How, then, is Jason Statham the screen's first Parker? Prior to Westlake's death in 2008, it was a precondition of selling Parker to the movies that the name "Parker" wouldn't be used without commitment to a series — so Jim Brown is McClain, Marvin is Walker, Gibson is Porter, Duvall is Earl Macklin, and, in 1983's unloved Slayground, Peter Coyote is Stone. To this can be added a slew of pseudo-Parkers unconnected to any source novel: Jim Jarmusch, who can be seen reading a Stark novel on an airplane in 1994's pseudo-documentary Tigrero, has acknowledged that his The Limits of Control owes a heavy debt to Stark. Michael Mann's favored theme of criminal professionalism is pure Parker, and in his 2004 Collateral, Tom Cruise wears the charcoal suit and attitude of Point Blank's Marvin.

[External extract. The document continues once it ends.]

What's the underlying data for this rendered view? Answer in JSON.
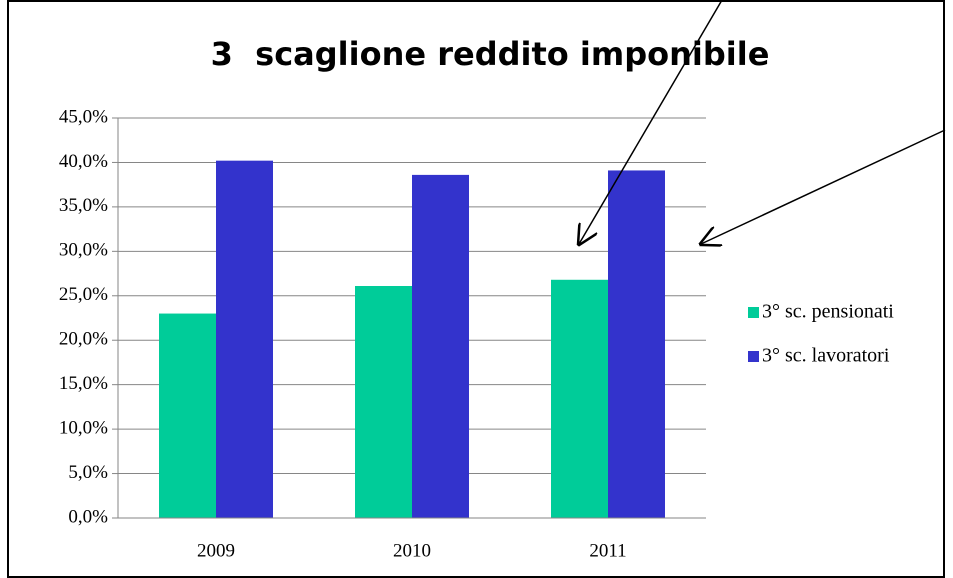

As with Cruise's Jack Reacher, from Lee Child's thriller series, there would seem to be a lot riding on Statham's Parker, titled in the current all-or-nothing franchise-anchoring style. Accustomed to seeing the character softened by films, Parker aficionados collectively cringed at this Parker's declaration in the trailer: "I don't steal from people who can't afford it." But no bad movie could ruin Parker. There are 24 books to prove he's not so easily killed.